Are you serving the youth in your communities to the best of your ability?

   This simply question should continue to drive your organizations steps in evaluation and improvement. From this questions stems conversations about community partnerships, family connections, funding, staffing, mission, vision and what your best might look like.

   One of the tools that we use to evaluate our programming is a SWOT analysis. We reflect on the past few months to year and create a table that looks at our Strengths, Weaknesses, our Opportunities and the Threats to our success. This exercise will be able to help lead your discussion on what has been working to make you successful but also allows you to identify ways to improve. This strategic planning tool has led to new initiatives, new conversations and partnerships that allow our youth to thrive.

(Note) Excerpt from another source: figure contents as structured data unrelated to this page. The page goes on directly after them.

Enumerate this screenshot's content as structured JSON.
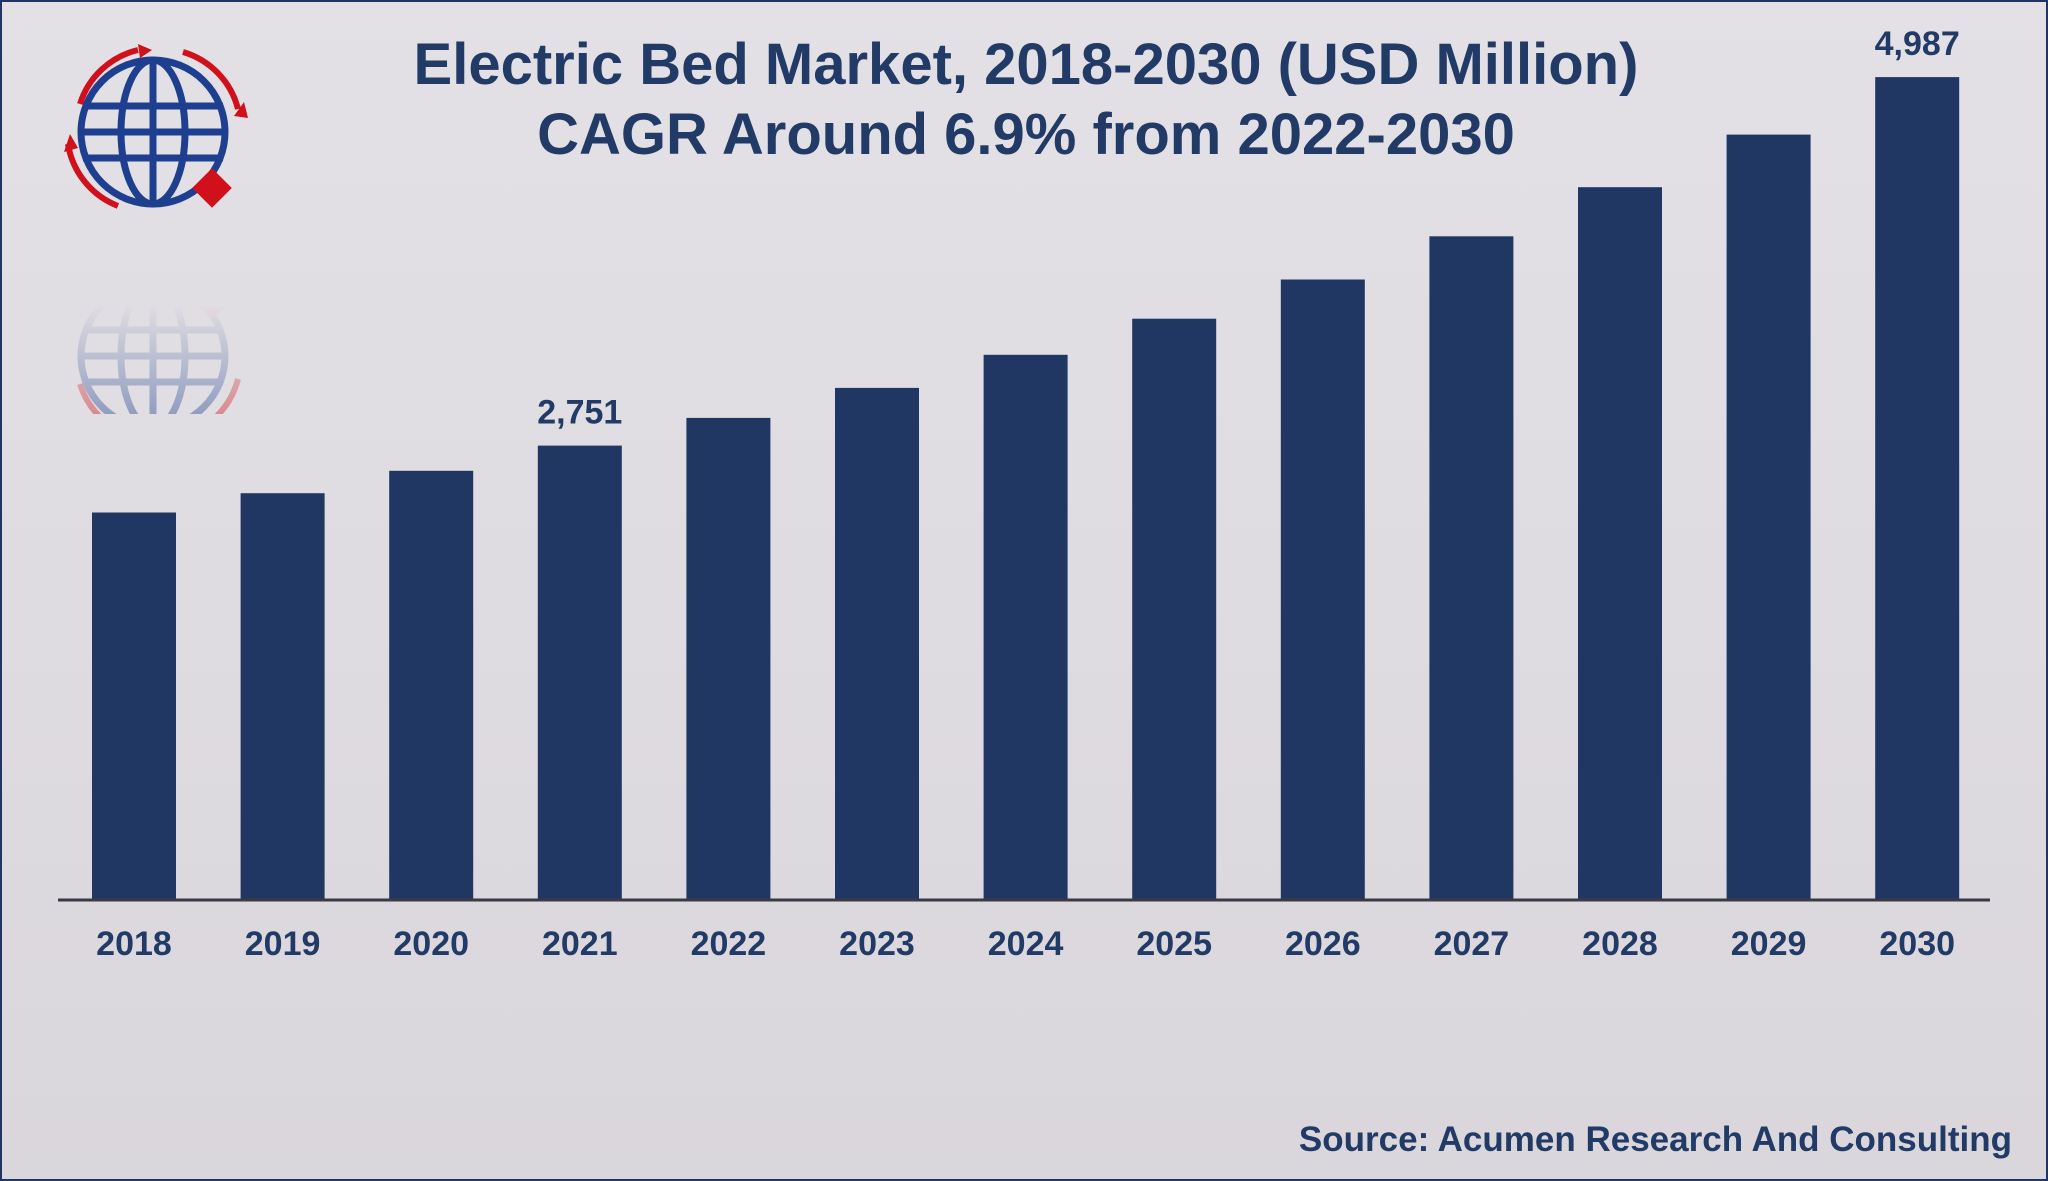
{
  "colors": {
    "bar": "#213763",
    "text": "#213a66",
    "axis": "#3a3a45",
    "logo_blue": "#1e3f8f",
    "logo_red": "#d0101a"
  },
  "logo": {
    "icon": "globe-logo-icon"
  },
  "source_text": "Source: Acumen Research And Consulting",
  "chart_data": {
    "type": "bar",
    "title": "Electric Bed Market, 2018-2030 (USD Million)",
    "subtitle": "CAGR Around 6.9% from 2022-2030",
    "xlabel": "",
    "ylabel": "",
    "categories": [
      "2018",
      "2019",
      "2020",
      "2021",
      "2022",
      "2023",
      "2024",
      "2025",
      "2026",
      "2027",
      "2028",
      "2029",
      "2030"
    ],
    "values": [
      2345,
      2462,
      2598,
      2751,
      2919,
      3101,
      3302,
      3521,
      3759,
      4021,
      4319,
      4638,
      4987
    ],
    "data_labels": [
      {
        "category": "2021",
        "text": "2,751"
      },
      {
        "category": "2030",
        "text": "4,987"
      }
    ],
    "ylim": [
      0,
      5200
    ],
    "grid": false,
    "legend": "none"
  }
}
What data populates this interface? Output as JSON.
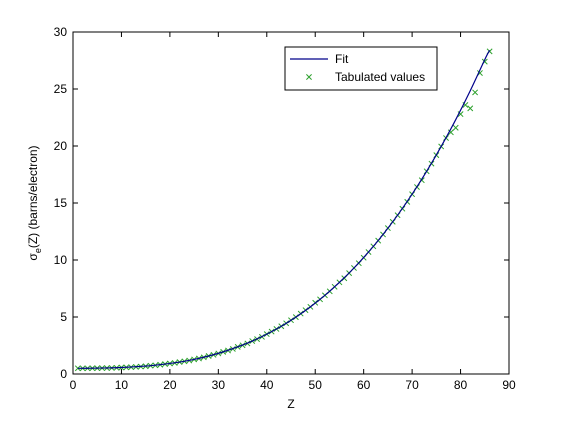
{
  "chart_data": {
    "type": "line",
    "title": "",
    "xlabel": "Z",
    "ylabel": "σe(Z) (barns/electron)",
    "ylabel_parts": {
      "symbol": "σ",
      "subscript": "e",
      "rest": "(Z) (barns/electron)"
    },
    "xlim": [
      0,
      90
    ],
    "ylim": [
      0,
      30
    ],
    "xticks": [
      0,
      10,
      20,
      30,
      40,
      50,
      60,
      70,
      80,
      90
    ],
    "yticks": [
      0,
      5,
      10,
      15,
      20,
      25,
      30
    ],
    "grid": false,
    "legend_position": "top-right",
    "series": [
      {
        "name": "Fit",
        "style": "line",
        "color": "#00008b",
        "x": [
          1,
          4,
          7,
          10,
          13,
          16,
          19,
          22,
          25,
          28,
          31,
          34,
          37,
          40,
          43,
          46,
          49,
          52,
          55,
          58,
          61,
          64,
          67,
          70,
          73,
          76,
          79,
          82,
          85,
          86
        ],
        "y": [
          0.5,
          0.51,
          0.53,
          0.57,
          0.64,
          0.73,
          0.87,
          1.05,
          1.28,
          1.58,
          1.94,
          2.38,
          2.89,
          3.5,
          4.19,
          4.99,
          5.89,
          6.9,
          8.04,
          9.3,
          10.7,
          12.24,
          13.93,
          15.77,
          17.78,
          19.96,
          22.31,
          24.85,
          27.58,
          28.4
        ]
      },
      {
        "name": "Tabulated values",
        "style": "scatter",
        "marker": "x",
        "color": "#2ca02c",
        "x": [
          1,
          2,
          3,
          4,
          5,
          6,
          7,
          8,
          9,
          10,
          11,
          12,
          13,
          14,
          15,
          16,
          17,
          18,
          19,
          20,
          21,
          22,
          23,
          24,
          25,
          26,
          27,
          28,
          29,
          30,
          31,
          32,
          33,
          34,
          35,
          36,
          37,
          38,
          39,
          40,
          41,
          42,
          43,
          44,
          45,
          46,
          47,
          48,
          49,
          50,
          51,
          52,
          53,
          54,
          55,
          56,
          57,
          58,
          59,
          60,
          61,
          62,
          63,
          64,
          65,
          66,
          67,
          68,
          69,
          70,
          71,
          72,
          73,
          74,
          75,
          76,
          77,
          78,
          79,
          80,
          81,
          82,
          83,
          84,
          85,
          86
        ],
        "y": [
          0.5,
          0.5,
          0.5,
          0.51,
          0.51,
          0.52,
          0.52,
          0.53,
          0.54,
          0.57,
          0.58,
          0.6,
          0.62,
          0.65,
          0.68,
          0.73,
          0.76,
          0.81,
          0.87,
          0.92,
          0.97,
          1.05,
          1.11,
          1.18,
          1.28,
          1.36,
          1.46,
          1.58,
          1.68,
          1.8,
          1.94,
          2.06,
          2.2,
          2.38,
          2.52,
          2.68,
          2.89,
          3.06,
          3.26,
          3.5,
          3.72,
          3.95,
          4.19,
          4.45,
          4.72,
          4.99,
          5.3,
          5.6,
          5.89,
          6.25,
          6.55,
          6.9,
          7.25,
          7.65,
          8.04,
          8.4,
          8.85,
          9.3,
          9.72,
          10.2,
          10.7,
          11.2,
          11.7,
          12.24,
          12.8,
          13.35,
          13.93,
          14.5,
          15.1,
          15.77,
          16.4,
          17.0,
          17.78,
          18.45,
          19.2,
          19.96,
          20.7,
          21.2,
          21.6,
          22.8,
          23.6,
          23.3,
          24.7,
          26.4,
          27.4,
          28.3
        ]
      }
    ]
  }
}
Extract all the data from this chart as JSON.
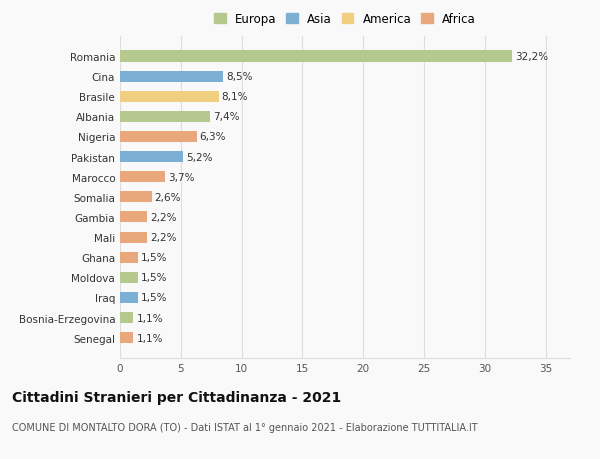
{
  "countries": [
    "Romania",
    "Cina",
    "Brasile",
    "Albania",
    "Nigeria",
    "Pakistan",
    "Marocco",
    "Somalia",
    "Gambia",
    "Mali",
    "Ghana",
    "Moldova",
    "Iraq",
    "Bosnia-Erzegovina",
    "Senegal"
  ],
  "values": [
    32.2,
    8.5,
    8.1,
    7.4,
    6.3,
    5.2,
    3.7,
    2.6,
    2.2,
    2.2,
    1.5,
    1.5,
    1.5,
    1.1,
    1.1
  ],
  "labels": [
    "32,2%",
    "8,5%",
    "8,1%",
    "7,4%",
    "6,3%",
    "5,2%",
    "3,7%",
    "2,6%",
    "2,2%",
    "2,2%",
    "1,5%",
    "1,5%",
    "1,5%",
    "1,1%",
    "1,1%"
  ],
  "continents": [
    "Europa",
    "Asia",
    "America",
    "Europa",
    "Africa",
    "Asia",
    "Africa",
    "Africa",
    "Africa",
    "Africa",
    "Africa",
    "Europa",
    "Asia",
    "Europa",
    "Africa"
  ],
  "colors": {
    "Europa": "#b5c98e",
    "Asia": "#7bafd4",
    "America": "#f0d080",
    "Africa": "#e8a87c"
  },
  "legend_order": [
    "Europa",
    "Asia",
    "America",
    "Africa"
  ],
  "xlim": [
    0,
    37
  ],
  "xticks": [
    0,
    5,
    10,
    15,
    20,
    25,
    30,
    35
  ],
  "title": "Cittadini Stranieri per Cittadinanza - 2021",
  "subtitle": "COMUNE DI MONTALTO DORA (TO) - Dati ISTAT al 1° gennaio 2021 - Elaborazione TUTTITALIA.IT",
  "bg_color": "#f9f9f9",
  "grid_color": "#dddddd",
  "bar_height": 0.55,
  "label_fontsize": 7.5,
  "title_fontsize": 10,
  "subtitle_fontsize": 7,
  "legend_fontsize": 8.5
}
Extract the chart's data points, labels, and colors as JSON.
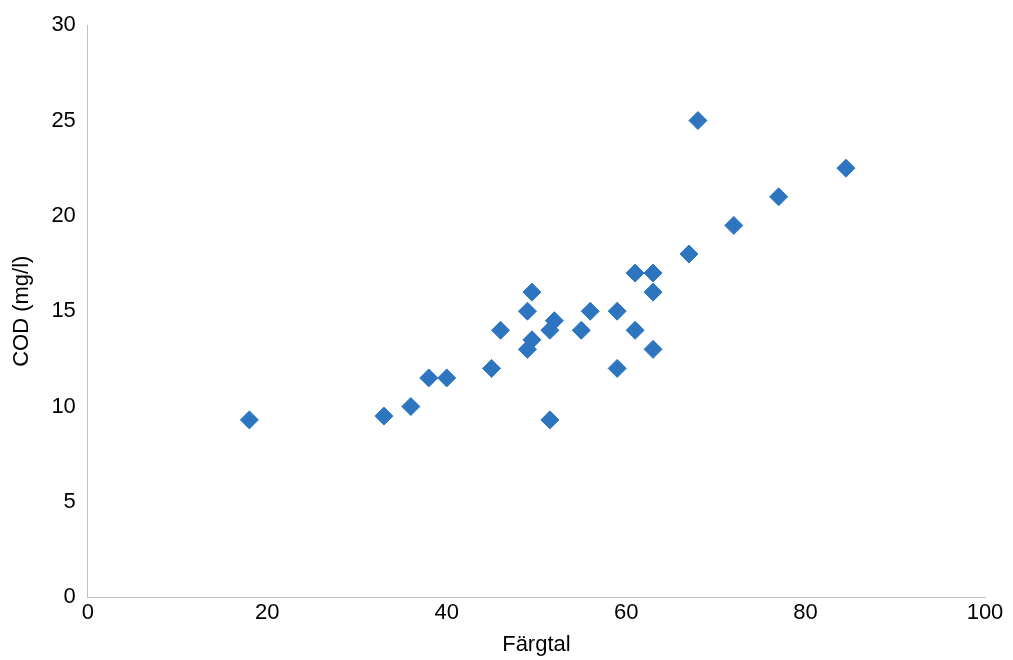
{
  "chart_data": {
    "type": "scatter",
    "xlabel": "Färgtal",
    "ylabel": "COD (mg/l)",
    "x": [
      18,
      33,
      36,
      38,
      40,
      45,
      46,
      49,
      49,
      49.5,
      49.5,
      51.5,
      51.5,
      52,
      55,
      56,
      59,
      59,
      61,
      61,
      63,
      63,
      63,
      67,
      68,
      72,
      77,
      84.5
    ],
    "values": [
      9.3,
      9.5,
      10,
      11.5,
      11.5,
      12,
      14,
      13,
      15,
      13.5,
      16,
      9.3,
      14,
      14.5,
      14,
      15,
      12,
      15,
      17,
      14,
      17,
      16,
      13,
      18,
      25,
      19.5,
      21,
      22.5
    ],
    "color": "#2e75c0",
    "marker": "diamond",
    "xlim": [
      0,
      100
    ],
    "xticks": [
      0,
      20,
      40,
      60,
      80,
      100
    ],
    "ylim": [
      0,
      30
    ],
    "yticks": [
      0,
      5,
      10,
      15,
      20,
      25,
      30
    ],
    "grid": false,
    "legend": false
  }
}
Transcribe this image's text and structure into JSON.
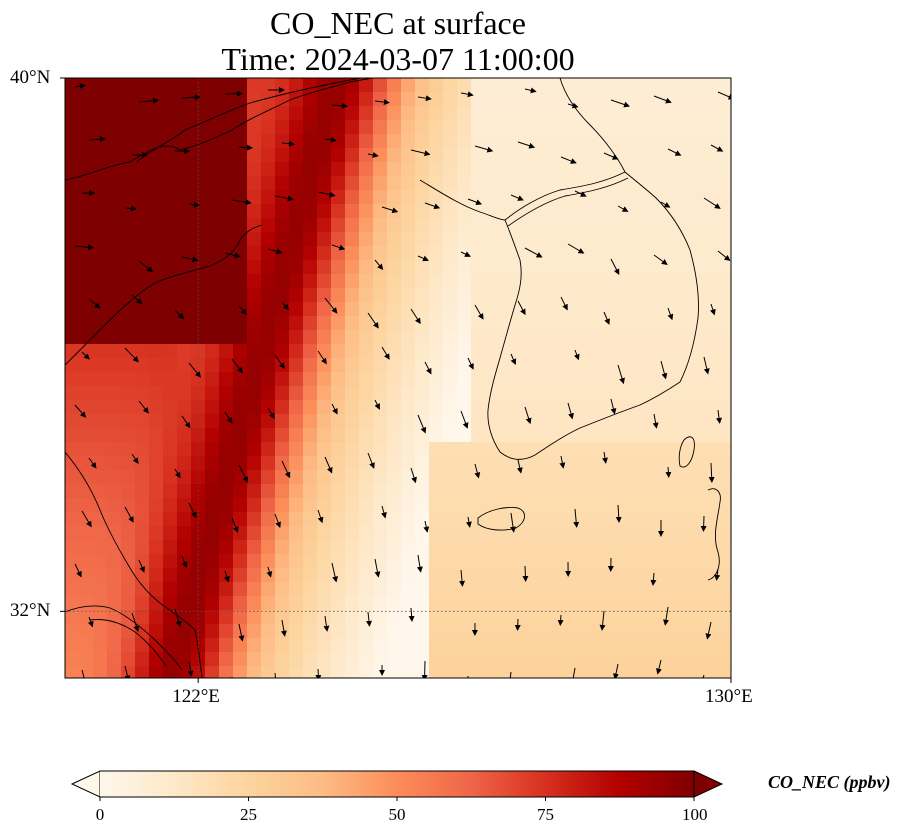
{
  "title": {
    "line1": "CO_NEC at surface",
    "line2": "Time: 2024-03-07 11:00:00"
  },
  "map": {
    "lon_range": [
      120,
      130
    ],
    "lat_range": [
      31,
      40
    ],
    "lat_ticks": [
      {
        "label": "40°N",
        "value": 40
      },
      {
        "label": "32°N",
        "value": 32
      }
    ],
    "lon_ticks": [
      {
        "label": "122°E",
        "value": 122
      },
      {
        "label": "130°E",
        "value": 130
      }
    ],
    "gridlines": "dotted",
    "features": [
      "coastline",
      "wind-vectors",
      "concentration-field"
    ]
  },
  "colorbar": {
    "label": "CO_NEC (ppbv)",
    "min": 0,
    "max": 100,
    "ticks": [
      0,
      25,
      50,
      75,
      100
    ],
    "colormap": "OrRd",
    "extend": "both",
    "colors": [
      "#fff7ec",
      "#fee8c8",
      "#fdd49e",
      "#fdbb84",
      "#fc8d59",
      "#ef6548",
      "#d7301f",
      "#b30000",
      "#7f0000"
    ]
  }
}
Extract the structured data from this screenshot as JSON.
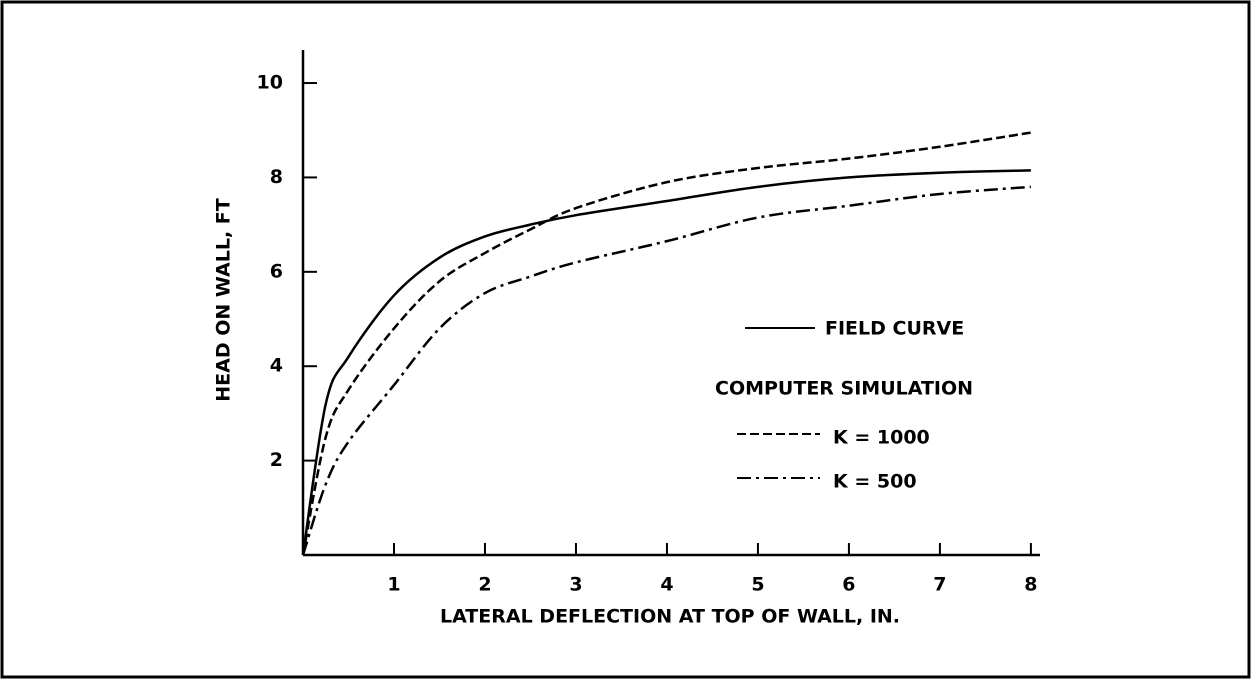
{
  "chart_data": {
    "type": "line",
    "x_label": "LATERAL DEFLECTION AT TOP OF WALL, IN.",
    "y_label": "HEAD ON WALL, FT",
    "annotation": "COMPUTER SIMULATION",
    "x": [
      0,
      0.25,
      0.5,
      1,
      1.5,
      2,
      2.5,
      3,
      4,
      5,
      6,
      7,
      8
    ],
    "series": [
      {
        "name": "FIELD CURVE",
        "color": "#000000",
        "style": "solid",
        "values": [
          0,
          3.2,
          4.2,
          5.5,
          6.3,
          6.75,
          7.0,
          7.2,
          7.5,
          7.8,
          8.0,
          8.1,
          8.15
        ]
      },
      {
        "name": "K = 1000",
        "color": "#000000",
        "style": "dashed",
        "values": [
          0,
          2.5,
          3.5,
          4.8,
          5.8,
          6.4,
          6.9,
          7.35,
          7.9,
          8.2,
          8.4,
          8.65,
          8.95
        ]
      },
      {
        "name": "K = 500",
        "color": "#000000",
        "style": "dashdot",
        "values": [
          0,
          1.5,
          2.4,
          3.6,
          4.8,
          5.55,
          5.9,
          6.2,
          6.65,
          7.15,
          7.4,
          7.65,
          7.8
        ]
      }
    ],
    "xlim": [
      0,
      8.1
    ],
    "ylim": [
      0,
      10.7
    ],
    "xticks": [
      1,
      2,
      3,
      4,
      5,
      6,
      7,
      8
    ],
    "yticks": [
      2,
      4,
      6,
      8,
      10
    ],
    "grid": false
  }
}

   A major step to answer the question of serving youth in your community should be in asking youth themselves. Incorporating youth voice and perspective into any youth organization is vital in the evaluation and improvement of a youth program. Many organizations proclaim to be for youth voice, but simply err on a side of youth tokenism where they do not have any real say or power in the programming. If youth are the ones we are hoping to impact the most, shouldn’t they have a voice in how to do that best? From creating youth panels, youth evaluations, or more natural conversations with stakeholders (directors, community members, program directors) are all ways to incorporate youth voice.

   The youth that we work with deserve our best. By creating systems that allow for us to evaluate and improve the programs we work in we position ourselves to maximize our impact.